For this course, we won’t be picky about how you choose your tuning parameters. Just look for a subset that you think has “enough” observations in it so that the distribution starts to take some shape, but not so much that it starts to shift.

13.4 Discussion Points

For (1) and (2) below, you’re choosing between two candidates to hire. Discuss the pros and cons of choosing one candidate over the other in the following situations.

Both are predicted to have the same productivity score of 75, but have the following probabilistic forecasts.

It’s hard to make a decision here. On the one hand, we can be fairly certain that the actual productivity of candidate A will be about 75, but there’s more of a gamble with candidate B. There’s a very real chance that B’s productivity is actually quite a bit higher than A – for example, a productivity of 80 is plausible for B, but not for A. On the other hand, there’s also a very real chance that B’s productivity is actually quite a bit lower than A, for the same reason. Your decision would depend on whether you would want to take a risk or not.

On the other hand, in reality, this is only one tool out of many other aspects of the candidate that you would consider. It might be a good idea to chat with B to get a better sense of what their productivity might actually be.

Two “non-overlapping” forecasts:

In this case, B is very very likely to have higher productivity than A, because all “plausible” productivity values for B are higher than all “plausible” productivity values of A.

Again, this is just one tool you might use to make a decision.

You’ve formed a probabilistic forecast for a particular value of the predictors, displayed below as a density.
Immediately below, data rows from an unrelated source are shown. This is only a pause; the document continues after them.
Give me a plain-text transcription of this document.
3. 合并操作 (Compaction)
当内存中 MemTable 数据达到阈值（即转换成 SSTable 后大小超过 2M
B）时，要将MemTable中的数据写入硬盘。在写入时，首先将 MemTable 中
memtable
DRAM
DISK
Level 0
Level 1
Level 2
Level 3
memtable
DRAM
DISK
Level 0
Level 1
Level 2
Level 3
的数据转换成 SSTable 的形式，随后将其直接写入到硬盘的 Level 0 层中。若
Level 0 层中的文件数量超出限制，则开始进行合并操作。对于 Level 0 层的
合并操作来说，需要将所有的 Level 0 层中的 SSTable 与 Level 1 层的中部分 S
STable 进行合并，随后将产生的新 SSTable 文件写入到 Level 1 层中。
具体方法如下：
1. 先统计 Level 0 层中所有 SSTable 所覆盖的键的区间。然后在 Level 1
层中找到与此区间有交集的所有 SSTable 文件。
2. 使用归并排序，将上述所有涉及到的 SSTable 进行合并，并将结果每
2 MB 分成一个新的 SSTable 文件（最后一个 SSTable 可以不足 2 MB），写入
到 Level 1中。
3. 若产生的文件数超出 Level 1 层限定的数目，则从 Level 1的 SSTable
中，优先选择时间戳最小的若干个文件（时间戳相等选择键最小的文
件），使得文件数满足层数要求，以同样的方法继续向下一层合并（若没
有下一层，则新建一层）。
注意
You then collect test data for that same value of the predictor, indicated as the points below the density. What is the problem with the probabilistic forecast?

The forecast is biased, because the actual values are occuring near the upper tail of the distribution – they should be scattered about the middle, with a higher density of points occuring near 0. If using local methods, we’d have to reduce \(k\) or the window width to decrease bias (to remove “further” data that are less relevant); if using a tree-based method, you could grow the tree deeper to lower the bias.

13.5 When are they not useful?

Probabilistic forecasts are useful if you’re making a small amount of decisions at a time. For example:

Predicting which hockey team will win the Stanley Cup
Looking at the 2-day-ahead prediction of river flow every day to decide whether to take flood mitigation measures.

But they are not appropriate when making decisions en-masse. For example:

A bus company wants to know how long it takes a bus to travel between stops, for all stops and all busses.
You want to predict future behaviour of customers.